Lewart jest najlepszym zespołem na półmetku rozgrywek. Mamy jednak więcej dobrych wiadomości dla kibiców z Lubartowa. Wszystko wskazuje na to, że lider wkrótce zyska nowego sponsora. A na wiosnę swoje mecze będzie rozgrywał na nowym stadionie
Konrad Nowak i spółka zrealizowali przedsezonowy plan. I to z nawiązką. – Zakładałem, że zakończymy rok z dorobkiem 30-32 punktów. Mamy ich 38, więc jest się z czego cieszyć. Jesteśmy liderem, a dodatkowo prezentujemy niezły poziom. Wiemy oczywiście, że ciągle mamy nad czym pracować. W trakcie rozgrywek przydarzył nam się gorszy okres, ale cieszy, że potrafiliśmy z niego wyjść i zakończyliśmy ligę dwoma wysokimi zwycięstwami – ocenia Tomasz Bednaruk, szkoleniowiec Lewartu.
Wspomniany słabszy okres przytrafił się zespołowi po pierwszej porażce. W ramach 12. kolejki lidera ograła Tomasovia. Przed tym spotkaniem Jakub Długosz w 11 meczach musiał sięgać do siatki tylko pięć razy. Tyle samo bramek Długosz i drugi z bramkarzy – Adrian Wójcicki puścili w trzech kolejnych spotkaniach. Na koniec wszystko wróciło do normy, bo na pożegnanie z ligą były dwa zwycięstwa po 5:0 z: Orlętami Łuków i Huczwą Tyszowce.
Trener Bednaruk przez całą rundę nie mógł korzystać z Karola Bujaka, który jeszcze przed pierwszą kolejką doznał kontuzji kolana. Na wiosnę gracz powinien być już jednak do dyspozycji. Pech nie opuszczał też kilku innych piłkarzy. Sporo meczów stracił Dawid Pożak, nie zawsze do dyspozycji był Rafał Bronowicki, a na koniec roku problem ze stawem skokowym miał także Nowak.
– Kontuzje to na pewno minus tej rundy. Trzeba jednak przyznać, że praktycznie większość z nich to urazy mechaniczne, na które niewiele mogliśmy poradzić – wyjaśnia opiekun ekipy z Lubartowa, który cieszy się, że ma w składzie kilku bardziej doświadczonych zawodników. – Konrad Nowak, Michał Budzyński, czy Dawid Pożak naprawdę stanowią świetny przykład dla naszej młodzieży. Mają się od kogo uczyć, a ci bardziej ograni piłkarze mają im sporo do przekazania – wyjaśnia szkoleniowiec.

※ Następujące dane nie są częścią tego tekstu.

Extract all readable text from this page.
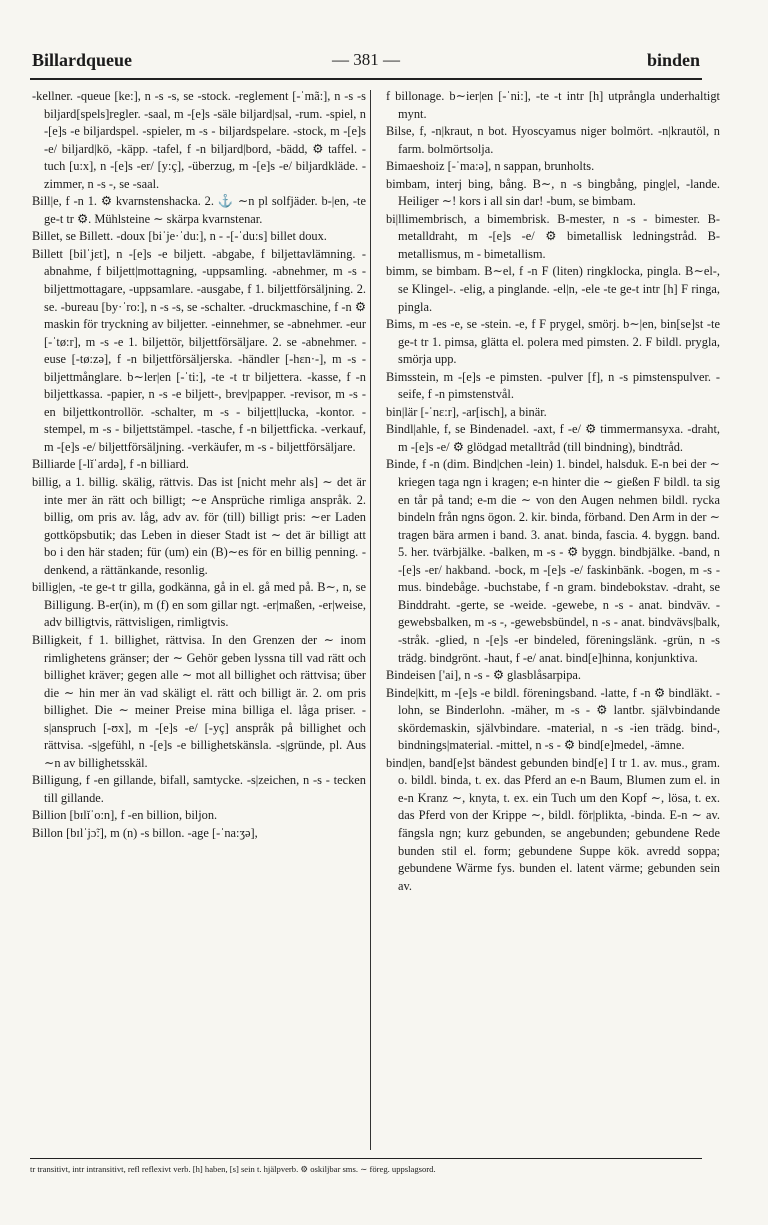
Billardqueue	— 381 —	binden

-kellner. -queue [ke:], n -s -s, se -stock. -reglement [-ˈmã:], n -s -s biljard[spels]regler. -saal, m -[e]s -säle biljard|sal, -rum. -spiel, n -[e]s -e biljardspel. -spieler, m -s - biljardspelare. -stock, m -[e]s -e/ biljard|kö, -käpp. -tafel, f -n biljard|bord, -bädd, ⚙ taffel. -tuch [u:x], n -[e]s -er/ [y:ç], -überzug, m -[e]s -e/ biljardkläde. -zimmer, n -s -, se -saal.

Bill|e, f -n 1. ⚙ kvarnstenshacka. 2. ⚓ ∼n pl solfjäder. b-|en, -te ge-t tr ⚙. Mühlsteine ∼ skärpa kvarnstenar.

Billet, se Billett. -doux [biˈje·ˈdu:], n - -[-ˈdu:s] billet doux.

Billett [bilˈjɛt], n -[e]s -e biljett. -abgabe, f biljettavlämning. -abnahme, f biljett|mottagning, -uppsamling. -abnehmer, m -s - biljettmottagare, -uppsamlare. -ausgabe, f 1. biljettförsäljning. 2. se. -bureau [by·ˈro:], n -s -s, se -schalter. -druckmaschine, f -n ⚙ maskin för tryckning av biljetter. -einnehmer, se -abnehmer. -eur [-ˈtø:r], m -s -e 1. biljettör, biljettförsäljare. 2. se -abnehmer. -euse [-tø:zə], f -n biljettförsäljerska. -händler [-hɛn·-], m -s - biljettmånglare. b∼ler|en [-ˈti:], -te -t tr biljettera. -kasse, f -n biljettkassa. -papier, n -s -e biljett-, brev|papper. -revisor, m -s -en biljettkontrollör. -schalter, m -s - biljett|lucka, -kontor. -stempel, m -s - biljettstämpel. -tasche, f -n biljettficka. -verkauf, m -[e]s -e/ biljettförsäljning. -verkäufer, m -s - biljettförsäljare.

Billiarde [-lǐˈardə], f -n billiard.

billig, a 1. billig. skälig, rättvis. Das ist [nicht mehr als] ∼ det är inte mer än rätt och billigt; ∼e Ansprüche rimliga anspråk. 2. billig, om pris av. låg, adv av. för (till) billigt pris: ∼er Laden gottköpsbutik; das Leben in dieser Stadt ist ∼ det är billigt att bo i den här staden; für (um) ein (B)∼es för en billig penning. -denkend, a rättänkande, resonlig.

billig|en, -te ge-t tr gilla, godkänna, gå in el. gå med på. B∼, n, se Billigung. B-er(in), m (f) en som gillar ngt. -er|maßen, -er|weise, adv billigtvis, rättvisligen, rimligtvis.

Billigkeit, f 1. billighet, rättvisa. In den Grenzen der ∼ inom rimlighetens gränser; der ∼ Gehör geben lyssna till vad rätt och billighet kräver; gegen alle ∼ mot all billighet och rättvisa; über die ∼ hin mer än vad skäligt el. rätt och billigt är. 2. om pris billighet. Die ∼ meiner Preise mina billiga el. låga priser. -s|anspruch [-ʊx], m -[e]s -e/ [-yç] anspråk på billighet och rättvisa. -s|gefühl, n -[e]s -e billighetskänsla. -s|gründe, pl. Aus ∼n av billighetsskäl.

Billigung, f -en gillande, bifall, samtycke. -s|zeichen, n -s - tecken till gillande.

Billion [bɪlǐˈo:n], f -en billion, biljon.

Billon [bɪlˈjɔ̃:], m (n) -s billon. -age [-ˈna:ʒə],

f billonage. b∼ier|en [-ˈni:], -te -t intr [h] utprångla underhaltigt mynt.

Bilse, f, -n|kraut, n bot. Hyoscyamus niger bolmört. -n|krautöl, n farm. bolmörtsolja.

Bimaeshoiz [-ˈma:ə], n sappan, brunholts.

bimbam, interj bing, bång. B∼, n -s bingbång, ping|el, -lande. Heiliger ∼! kors i all sin dar! -bum, se bimbam.

bi|llimembrisch, a bimembrisk. B-mester, n -s - bimester. B-metalldraht, m -[e]s -e/ ⚙ bimetallisk ledningstråd. B-metallismus, m - bimetallism.

bimm, se bimbam. B∼el, f -n F (liten) ringklocka, pingla. B∼el-, se Klingel-. -elig, a pinglande. -el|n, -ele -te ge-t intr [h] F ringa, pingla.

Bims, m -es -e, se -stein. -e, f F prygel, smörj. b∼|en, bin[se]st -te ge-t tr 1. pimsa, glätta el. polera med pimsten. 2. F bildl. prygla, smörja upp.

Bimsstein, m -[e]s -e pimsten. -pulver [f], n -s pimstenspulver. -seife, f -n pimstenstvål.

bin|lär [-ˈnɛ:r], -ar[isch], a binär.

Bindl|ahle, f, se Bindenadel. -axt, f -e/ ⚙ timmermansyxa. -draht, m -[e]s -e/ ⚙ glödgad metalltråd (till bindning), bindtråd.

Binde, f -n (dim. Bind|chen -lein) 1. bindel, halsduk. E-n bei der ∼ kriegen taga ngn i kragen; e-n hinter die ∼ gießen F bildl. ta sig en tår på tand; e-m die ∼ von den Augen nehmen bildl. rycka bindeln från ngns ögon. 2. kir. binda, förband. Den Arm in der ∼ tragen bära armen i band. 3. anat. binda, fascia. 4. byggn. band. 5. her. tvärbjälke. -balken, m -s - ⚙ byggn. bindbjälke. -band, n -[e]s -er/ hakband. -bock, m -[e]s -e/ faskinbänk. -bogen, m -s - mus. bindebåge. -buchstabe, f -n gram. bindebokstav. -draht, se Binddraht. -gerte, se -weide. -gewebe, n -s - anat. bindväv. -gewebsbalken, m -s -, -gewebsbündel, n -s - anat. bindvävs|balk, -stråk. -glied, n -[e]s -er bindeled, föreningslänk. -grün, n -s trädg. bindgrönt. -haut, f -e/ anat. bind[e]hinna, konjunktiva.

Bindeisen ['ai], n -s - ⚙ glasblåsarpipa.

Binde|kitt, m -[e]s -e bildl. föreningsband. -latte, f -n ⚙ bindläkt. -lohn, se Binderlohn. -mäher, m -s - ⚙ lantbr. självbindande skördemaskin, självbindare. -material, n -s -ien trädg. bind-, bindnings|material. -mittel, n -s - ⚙ bind[e]medel, -ämne.

bind|en, band[e]st bändest gebunden bind[e] I tr 1. av. mus., gram. o. bildl. binda, t. ex. das Pferd an e-n Baum, Blumen zum el. in e-n Kranz ∼, knyta, t. ex. ein Tuch um den Kopf ∼, lösa, t. ex. das Pferd von der Krippe ∼, bildl. för|plikta, -binda. E-n ∼ av. fängsla ngn; kurz gebunden, se angebunden; gebundene Rede bunden stil el. form; gebundene Suppe kök. avredd soppa; gebundene Wärme fys. bunden el. latent värme; gebunden sein av.

tr transitivt, intr intransitivt, refl reflexivt verb. [h] haben, [s] sein t. hjälpverb. ⚙ oskiljbar sms. ∼ föreg. uppslagsord.
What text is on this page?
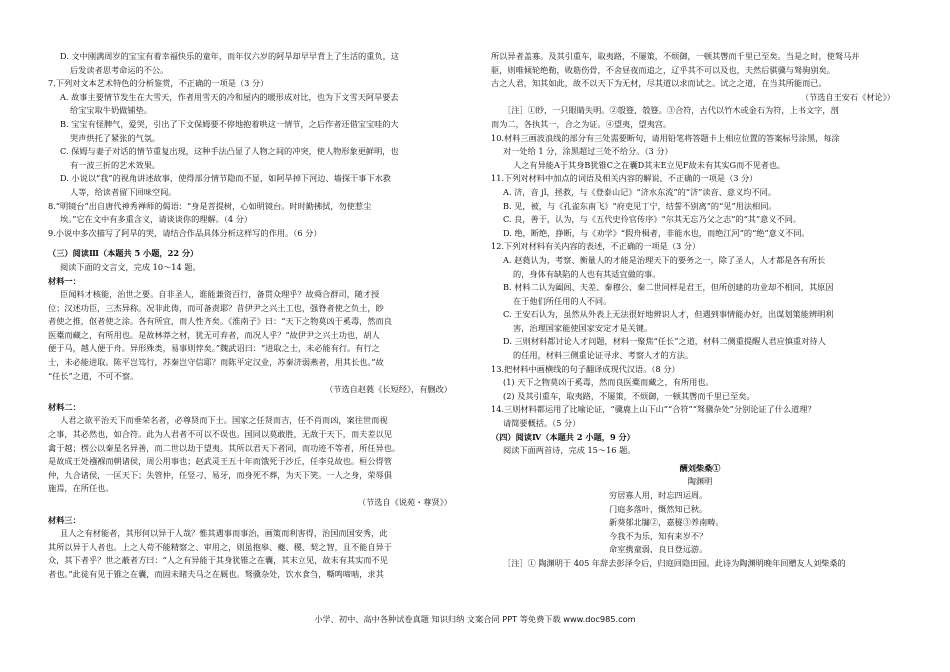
D. 文中刚满周岁的宝宝有着幸福快乐的童年，而年仅六岁的阿旱却早早背上了生活的重负，这
后发读者思考命运的不公。
7.下列对文本艺术特色的分析鉴赏，不正确的一项是（3 分）
A. 故事主要情节发生在大雪天，作者用雪天的冷和屋内的暖形成对比，也为下文雪天阿旱要去
给宝宝取牛奶做铺垫。
B. 宝宝有怪脾气，爱哭，引出了下文保姆要不停地抱着哄这一情节，之后作者还借宝宝哇的大
哭声烘托了紧张的气氛。
C. 保姆与妻子对话的情节重复出现，这种手法凸显了人物之间的冲突，使人物形象更鲜明，也
有一波三折的艺术效果。
D. 小说以“我”的视角讲述故事，使得部分情节隐而不显，如阿旱掉下河边、墙探干事下水救
人等，给读者留下回味空间。
8.“明镜台”出自唐代神秀禅师的偈语：“身是菩提树，心如明镜台。时时勤拂拭，勿使惹尘
埃。”它在文中有多重含义，请谈谈你的理解。（4 分）
9.小说中多次描写了阿旱的哭，请结合作品具体分析这样写的作用。（6 分）
（三）阅读Ⅲ（本题共 5 小题，22 分）
阅读下面的文言文，完成 10～14 题。
材料一：
臣闻料才核能，治世之要。自非圣人，谁能兼资百行，备贯众理乎？故舜合群司，随才授
位；汉述功臣，三杰异称。况非此俦，而可备责耶？昔伊尹之兴土工也，强脊者使之负土，眇
者使之推，伛者使之涂。各有所宜，而人性齐矣。《淮南子》曰：“天下之物莫凶于奚毒，然而良
医橐而藏之，有所用也。是故林莽之材，犹无可弃者，而况人乎？”故伊尹之兴土功也，胡人
便于马，越人便于舟。异形殊类，易事则悖矣。”魏武诏曰：“进取之士，未必能有行。有行之
士，未必能进取。陈平岂笃行，苏秦岂守信耶？而陈平定汉业，苏秦济弱燕者，用其长也。”故
“任长”之道，不可不察。
（节选自赵蕤《长短经》，有删改）
材料二：
人君之欲平治天下而垂荣名者，必尊贤而下士。国家之任贤而吉，任不肖而凶，案往世而视
之事，其必然也，如合符。此为人君者不可以不误也。国同以莫敢胜，无敌于天下，而夫差以见
禽于越；楞公以秦星名异善，而二世以劫于望夷。其所以君天下者同，而功迹不等者，所任异也。
是故成王处襁褓而朝诸侯，周公用事也；赵武灵王五十年而饿死于沙丘，任李兑故也。桓公得管
仲，九合诸侯，一匡天下；失管仲，任竖刁、易牙，而身死不葬，为天下笑。一人之身，荣辱俱
施焉，在所任也。
（节选自《说苑・尊贤》）
材料三：
且人之有材能者，其形何以异于人哉？惟其遇事而事治，画策而利害得，治国而国安秀，此
其所以异于人者也。上之人苟不能精察之、审用之，则虽抱皋、夔、稷、契之智，且不能自异于
众，其下者乎？世之蔽者方曰：“人之有异能于其身犹锥之在囊，其末立见，故未有其实而不见
者也。”此徒有见于锥之在囊，而固未睹夫马之在厩也。驽骥杂处，饮水食刍，嘶鸣啼啮，求其
所以异者盖寡。及其引重车，取夷路，不屡策，不烦御，一顿其辔而千里已至矣。当是之时，使驽马并
驱，则唯倾轮绝勒，败筋伤骨，不舍昼夜而追之，辽乎其不可以及也，夫然后骐骥与驽驹别矣。
古之人君，知其如此，故不以天下为无材，尽其道以求而试之。试之之道，在当其所能而已。
（节选自王安石《材论》）
［注］①眇，一只眼睛失明。②彀簦，彀簦。③合符，古代以竹木或金石为符，上书文字，剖
而为二，各执其一，合之为证。④望夷，望夷宫。
10.材料三画波浪线的部分有三处需要断句，请用铅笔将答题卡上相应位置的答案标号涂黑，每涂
对一处给 1 分，涂黑超过三处不给分。（3 分）
人之有异能A于其身B犹锥C之在囊D其末E立见F故未有其实G而不见者也。
11.下列对材料中加点的词语及相关内容的解说，不正确的一项是（3 分）
A. 济，音 jǐ，拯救，与《登泰山记》“济水东流”的“济”读音、意义均不同。
B. 见，被，与《孔雀东南飞》“府吏见丁宁，结誓不别离”的“见”用法相同。
C. 良，善于，认为，与《五代史伶官传序》“尔其无忘乃父之志”的“其”意义不同。
D. 绝，断绝，挣断，与《劝学》“假舟楫者，非能水也，而绝江河”的“绝”意义不同。
12.下列对材料有关内容的表述，不正确的一项是（3 分）
A. 赵蕤认为，考察、衡量人的才能是治理天下的要务之一，除了圣人，人才都是各有所长
的，身体有缺陷的人也有其适宜做的事。
B. 材料二认为阖闾、夫差、秦穆公、秦二世同样是君王，但所创建的功业却不相同，其原因
在于他们所任用的人不同。
C. 王安石认为，虽然从外表上无法很好地辨识人才，但遇到事情能办好，出谋划策能辨明利
害，治理国家能使国家安定才是关键。
D. 三则材料都讨论人才问题，材料一聚焦“任长”之道，材料二侧重提醒人君应慎重对待人
的任用，材料三侧重论证寻求、考察人才的方法。
13.把材料中画横线的句子翻译成现代汉语。（8 分）
(1) 天下之物莫凶于奚毒，然而良医橐而藏之，有所用也。
(2) 及其引重车，取夷路，不屡策，不烦御，一顿其辔而千里已至矣。
14.三则材料都运用了比喻论证，“骥鹿上山下山”“合符”“驽骥杂处”分别论证了什么道理？
请简要概括。（5 分）
（四）阅读Ⅳ（本题共 2 小题，9 分）
阅读下面两首诗，完成 15～16 题。
酬刘柴桑①
陶渊明
穷居寡人用，时忘四运周。
门庭多落叶，慨然知已秋。
新葵郁北牖②，嘉穟③养南畴。
今我不为乐，知有来岁不？
命室携童弱，良日登远游。
［注］① 陶渊明于 405 年辞去彭泽令后，归庭回隐田园。此诗为陶渊明晚年回赠友人刘柴桑的
小学、初中、高中各种试卷真题 知识归纳 文案合同 PPT 等免费下载 www.doc985.com
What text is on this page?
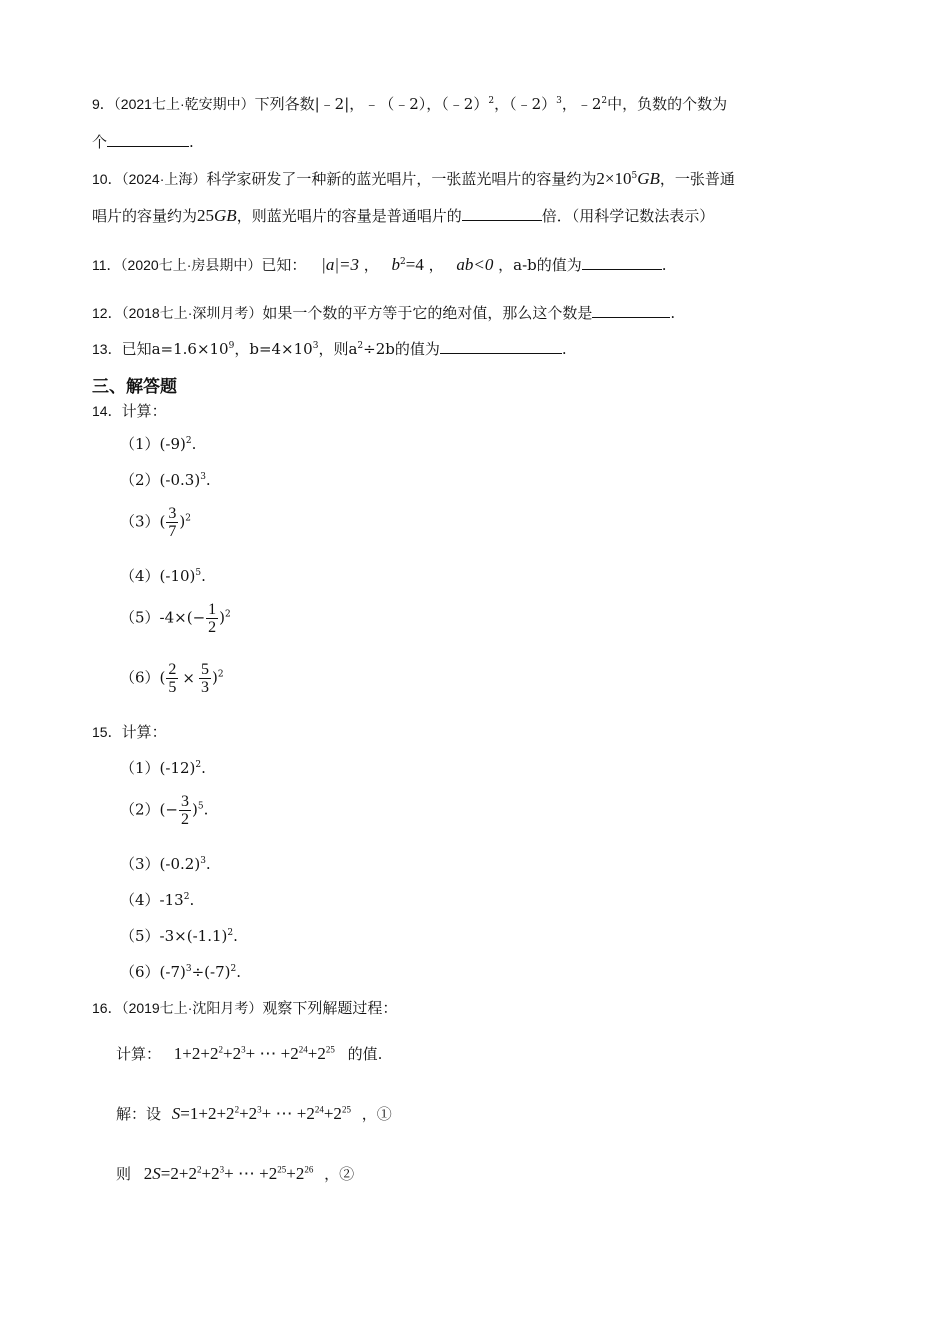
9．（2021七上·乾安期中）下列各数|﹣2|，﹣（﹣2），（﹣2）$^2$，（﹣2）$^3$，$﹣2^2$中，负数的个数为
个	.
10．（2024·上海）科学家研发了一种新的蓝光唱片，一张蓝光唱片的容量约为$2\times 10^5GB$，一张普通
唱片的容量约为25GB，则蓝光唱片的容量是普通唱片的	倍．（用科学记数法表示）
11．（2020七上·房县期中）已知： |a|=3 ， $b^2=4$ ， ab<0 ，a-b的值为	.
12．（2018七上·深圳月考）如果一个数的平方等于它的绝对值，那么这个数是	.
13．已知$a=1.6\times 10^9$，$b=4\times 10^3$，则$a^2\div 2b$的值为	.
三、解答题
14．计算：
$(1)(-9)^2$.
$(2)(-0.3)^3$.
$(3)( \frac{3}{7} )^2$
$(4)(-10)^5$.
$(5)-4\times(- \frac{1}{2} )^2$
$(6)( \frac{2}{5} \times \frac{5}{3} )^2$
15．计算：
$(1)(-12)^2$.
$(2)(- \frac{3}{2} )^5$.
$(3)(-0.2)^3$.
$(4)-13^2$.
$(5)-3\times(-1.1)^2$.
$(6)(-7)^3\div(-7)^2$.
16．（2019七上·沈阳月考）观察下列解题过程：
计算： $1+2+2^2+2^3+$ ⋯ $+2^{24}+2^{25}$ 的值.
解：设 $S=1+2+2^2+2^3+$ ⋯ $+2^{24}+2^{25}$ ，①
则 $2S=2+2^2+2^3+$ ⋯ $+2^{25}+2^{26}$ ，②
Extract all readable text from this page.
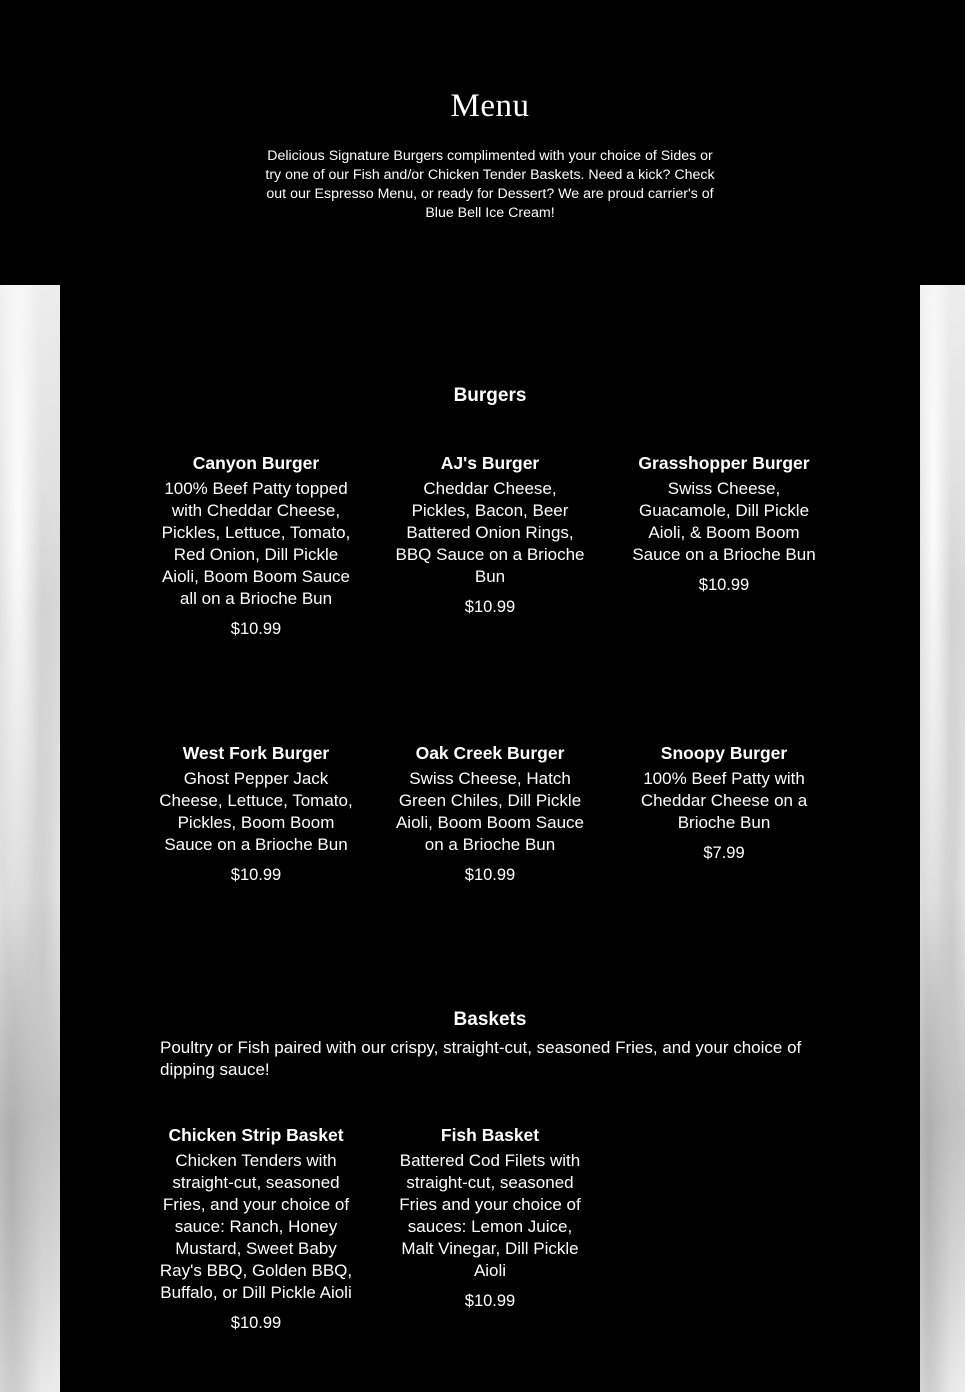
Menu
Delicious Signature Burgers complimented with your choice of Sides or try one of our Fish and/or Chicken Tender Baskets. Need a kick? Check out our Espresso Menu, or ready for Dessert? We are proud carrier's of Blue Bell Ice Cream!
Burgers
Canyon Burger
100% Beef Patty topped with Cheddar Cheese, Pickles, Lettuce, Tomato, Red Onion, Dill Pickle Aioli, Boom Boom Sauce all on a Brioche Bun
$10.99
AJ's Burger
Cheddar Cheese, Pickles, Bacon, Beer Battered Onion Rings, BBQ Sauce on a Brioche Bun
$10.99
Grasshopper Burger
Swiss Cheese, Guacamole, Dill Pickle Aioli, & Boom Boom Sauce on a Brioche Bun
$10.99
West Fork Burger
Ghost Pepper Jack Cheese, Lettuce, Tomato, Pickles, Boom Boom Sauce on a Brioche Bun
$10.99
Oak Creek Burger
Swiss Cheese, Hatch Green Chiles, Dill Pickle Aioli, Boom Boom Sauce on a Brioche Bun
$10.99
Snoopy Burger
100% Beef Patty with Cheddar Cheese on a Brioche Bun
$7.99
Baskets
Poultry or Fish paired with our crispy, straight-cut, seasoned Fries, and your choice of dipping sauce!
Chicken Strip Basket
Chicken Tenders with straight-cut, seasoned Fries, and your choice of sauce: Ranch, Honey Mustard, Sweet Baby Ray's BBQ, Golden BBQ, Buffalo, or Dill Pickle Aioli
$10.99
Fish Basket
Battered Cod Filets with straight-cut, seasoned Fries and your choice of sauces: Lemon Juice, Malt Vinegar, Dill Pickle Aioli
$10.99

Lider IV ligi zmierza po awans, a działacze szykują się już powoli do nowego wyzwania, jakim będzie gra o szczebel rozgrywkowy wyżej. Bliskie finalizacji są rozmowy ze sponsorem, który ma ponoć solidnie wspomóc klub. Kolejna dobra wiadomość, to przeprowadzka na nowy stadion. W rundzie wiosennej wszystkie swoje spotkania Lewart ma zagrać już na nowym obiekcie. – Mieliśmy już okazję na nim potrenować i wszystko przetestować. Trzeba przyznać, że stadion jest na bardzo wysokim poziomie. To kameralny obiekt. Jest szansa, że wiosną będziemy na nim rozgrywali mecze przy sztucznym oświetleniu – mówi trener Bednaruk.